Yes, they can. You need to respond to the Court about that citation, otherwise you lose. Then they go after your money.
This is general legal information, not intended to apply to your specific case. And I may not be licensed to practice in your particular state. Under Federal Law, I am a debt relief agent.
These comments are made for educational purposes only and do not constitute legal advice. No attorney-client relationship exists between us.
A creditor must sue you, personally serve the suit papers to you, wait for you to answer, and win at trial before it can get an award giving it the right to record a judgment.
Keep in mind that Texas is an extremely debtor friendly state. Nobody gets your house except the lender and the IRS. Nobody gets your car except the lender and the IRS. Nobody gets your wages except the IRS and child support. Nobody gets your pension/retirement/401k/IRA except the IRS. Most people don't have any thing more than that, so there is nothing to get to satisfy a judgment. HOWEVER, a judgment is good for 10 years and can be renewed. Also, the judgment is accruing interest and is being reported to the credit bureaus. The creditor is hoping that one day you will have some money saved for a large credit-based purchase (car or house). When you apply for that loan, the judgment creditor will learn you have cash and will then try again to get you to pay.
This comment is given for educational purposes only. No attorney-client relationship exists between us.

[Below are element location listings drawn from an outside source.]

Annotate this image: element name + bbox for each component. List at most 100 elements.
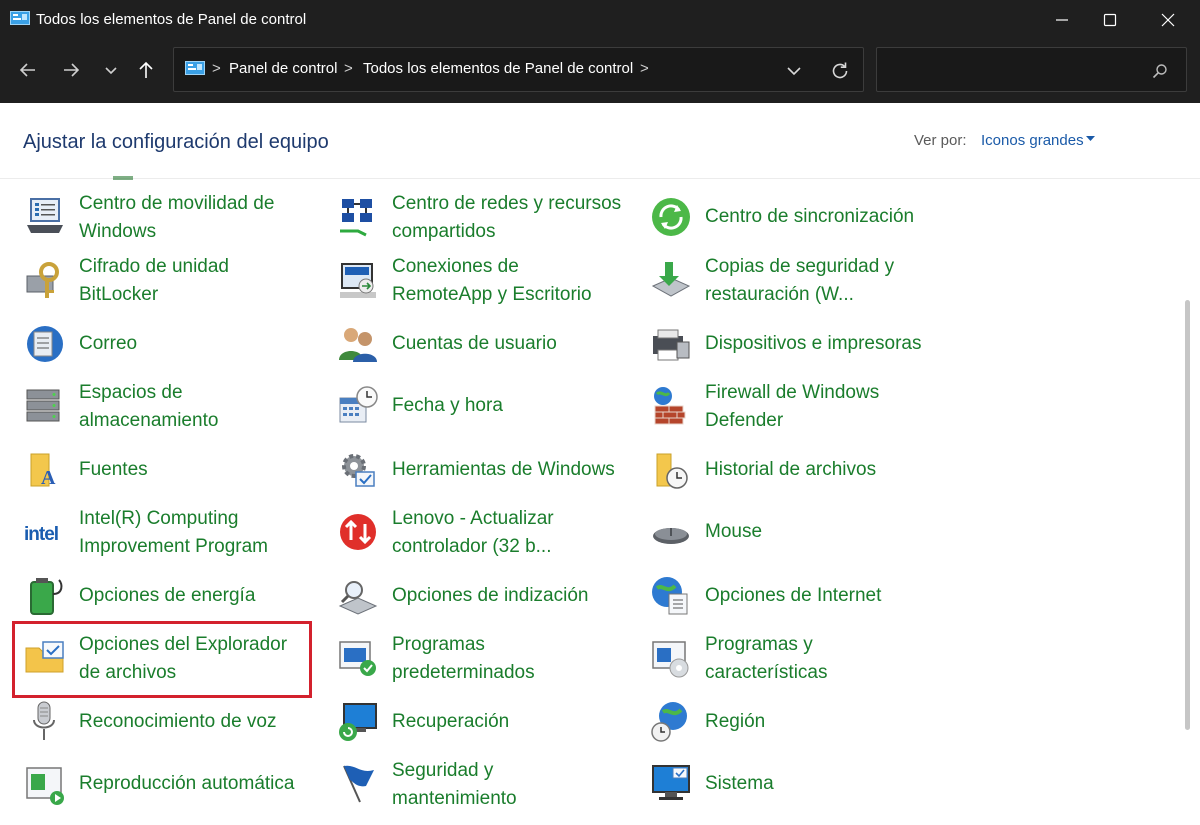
item-autoplay[interactable]: Reproducción automática — [23, 762, 313, 822]
item-label: Correo — [79, 333, 138, 354]
item-intel[interactable]: intel Intel(R) Computing Improvement Prog… — [23, 508, 313, 570]
item-label: Centro de sincronización — [705, 206, 915, 227]
item-label: Opciones de Internet — [705, 585, 882, 606]
up-button[interactable] — [132, 56, 160, 84]
item-firewall[interactable]: Firewall de Windows Defender — [649, 382, 949, 444]
intel-icon: intel — [24, 524, 59, 545]
programs-features-icon — [652, 641, 689, 678]
item-mobility-center[interactable]: Centro de movilidad de Windows — [23, 193, 313, 255]
breadcrumb-separator: > — [640, 60, 649, 77]
maximize-icon — [1103, 13, 1117, 27]
remoteapp-icon — [340, 263, 376, 298]
forward-button[interactable] — [57, 56, 85, 84]
mobility-center-icon — [27, 198, 63, 233]
item-file-history[interactable]: Historial de archivos — [649, 448, 949, 508]
item-recovery[interactable]: Recuperación — [336, 700, 636, 760]
refresh-icon[interactable] — [828, 59, 852, 83]
default-programs-icon — [339, 641, 376, 676]
item-label: Fuentes — [79, 459, 148, 480]
system-icon — [652, 765, 690, 800]
item-devices-printers[interactable]: Dispositivos e impresoras — [649, 322, 949, 382]
item-programs-features[interactable]: Programas y características — [649, 634, 949, 696]
user-accounts-icon — [339, 328, 377, 362]
back-button[interactable] — [14, 56, 42, 84]
item-label: Recuperación — [392, 711, 510, 732]
item-mail[interactable]: Correo — [23, 322, 313, 382]
item-sync-center[interactable]: Centro de sincronización — [649, 195, 949, 255]
item-label: Mouse — [705, 521, 763, 542]
chevron-down-icon — [105, 67, 117, 75]
item-speech-recognition[interactable]: Reconocimiento de voz — [23, 700, 313, 760]
item-label: Región — [705, 711, 766, 732]
item-region[interactable]: Región — [649, 700, 949, 760]
svg-text:intel: intel — [24, 524, 58, 545]
file-history-icon — [656, 453, 688, 489]
windows-tools-icon — [342, 454, 375, 487]
item-label: Programas y características — [705, 634, 828, 683]
date-time-icon — [339, 386, 378, 423]
item-label: Programas predeterminados — [392, 634, 535, 683]
item-label: Cifrado de unidad BitLocker — [79, 256, 229, 305]
item-storage-spaces[interactable]: Espacios de almacenamiento — [23, 382, 313, 444]
item-label: Seguridad y mantenimiento — [392, 760, 517, 809]
search-icon — [1152, 64, 1167, 79]
item-user-accounts[interactable]: Cuentas de usuario — [336, 322, 636, 382]
fonts-icon: A — [30, 453, 56, 489]
item-indexing[interactable]: Opciones de indización — [336, 574, 636, 634]
item-backup[interactable]: Copias de seguridad y restauración (W... — [649, 256, 949, 318]
storage-spaces-icon — [26, 389, 60, 422]
firewall-icon — [654, 387, 686, 425]
item-windows-tools[interactable]: Herramientas de Windows — [336, 448, 636, 508]
arrow-right-icon — [64, 63, 80, 77]
minimize-button[interactable] — [1039, 0, 1085, 40]
clipped-item-label — [113, 176, 133, 180]
breadcrumb-control-panel[interactable]: Panel de control — [229, 60, 337, 77]
item-label: Lenovo - Actualizar controlador (32 b... — [392, 508, 554, 557]
breadcrumb-all-items[interactable]: Todos los elementos de Panel de control — [363, 60, 633, 77]
item-label: Historial de archivos — [705, 459, 877, 480]
item-system[interactable]: Sistema — [649, 762, 949, 822]
breadcrumb-separator: > — [344, 60, 353, 77]
item-date-time[interactable]: Fecha y hora — [336, 384, 636, 444]
scrollbar-thumb[interactable] — [1185, 300, 1190, 730]
item-label: Intel(R) Computing Improvement Program — [79, 508, 269, 557]
item-mouse[interactable]: Mouse — [649, 510, 949, 570]
highlight-box — [12, 621, 312, 698]
devices-printers-icon — [653, 329, 690, 361]
item-label: Dispositivos e impresoras — [705, 333, 922, 354]
item-default-programs[interactable]: Programas predeterminados — [336, 634, 636, 696]
mouse-icon — [653, 528, 689, 544]
item-remoteapp[interactable]: Conexiones de RemoteApp y Escritorio — [336, 256, 636, 318]
item-lenovo-update[interactable]: Lenovo - Actualizar controlador (32 b... — [336, 508, 636, 570]
content-header: Ajustar la configuración del equipo Ver … — [0, 103, 1200, 179]
page-title: Ajustar la configuración del equipo — [23, 131, 329, 153]
arrow-left-icon — [19, 63, 35, 77]
arrow-up-icon — [139, 61, 153, 78]
search-input[interactable] — [876, 47, 1187, 92]
lenovo-update-icon — [340, 514, 376, 550]
view-by-dropdown[interactable]: Iconos grandes — [981, 132, 1084, 149]
internet-options-icon — [652, 577, 688, 615]
caret-down-icon[interactable] — [1086, 136, 1095, 142]
item-label: Reconocimiento de voz — [79, 711, 277, 732]
sync-center-icon — [652, 198, 690, 236]
recent-locations-button[interactable] — [97, 56, 125, 84]
power-options-icon — [30, 578, 63, 615]
item-label: Sistema — [705, 773, 774, 794]
item-security-maintenance[interactable]: Seguridad y mantenimiento — [336, 760, 636, 822]
item-label: Firewall de Windows Defender — [705, 382, 880, 431]
navigation-bar: > Panel de control > Todos los elementos… — [0, 40, 1200, 103]
chevron-down-icon[interactable] — [782, 60, 806, 82]
close-icon — [1161, 13, 1175, 27]
item-fonts[interactable]: A Fuentes — [23, 448, 313, 508]
item-bitlocker[interactable]: Cifrado de unidad BitLocker — [23, 256, 313, 318]
item-network-center[interactable]: Centro de redes y recursos compartidos — [336, 193, 636, 255]
maximize-button[interactable] — [1087, 0, 1133, 40]
close-button[interactable] — [1145, 0, 1191, 40]
item-label: Opciones de indización — [392, 585, 589, 606]
item-internet-options[interactable]: Opciones de Internet — [649, 574, 949, 634]
item-label: Reproducción automática — [79, 773, 295, 794]
address-bar[interactable]: > Panel de control > Todos los elementos… — [173, 47, 864, 92]
control-panel-icon — [185, 61, 205, 75]
bitlocker-icon — [26, 262, 59, 298]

Ms Trevino's answer is right on. What I would add is that since you are being sued by a collection agency you have an excellent chance of winning the lawsuit if you hire an experienced attorney. Specifically, an attorney who has successfully defended these suits. Check WWW.NACA.net for local attorneys with consumer credit expertise.
I am licensed only in Texas. Offering information of a general nature in response to a question is not intended to be legal advice in your state.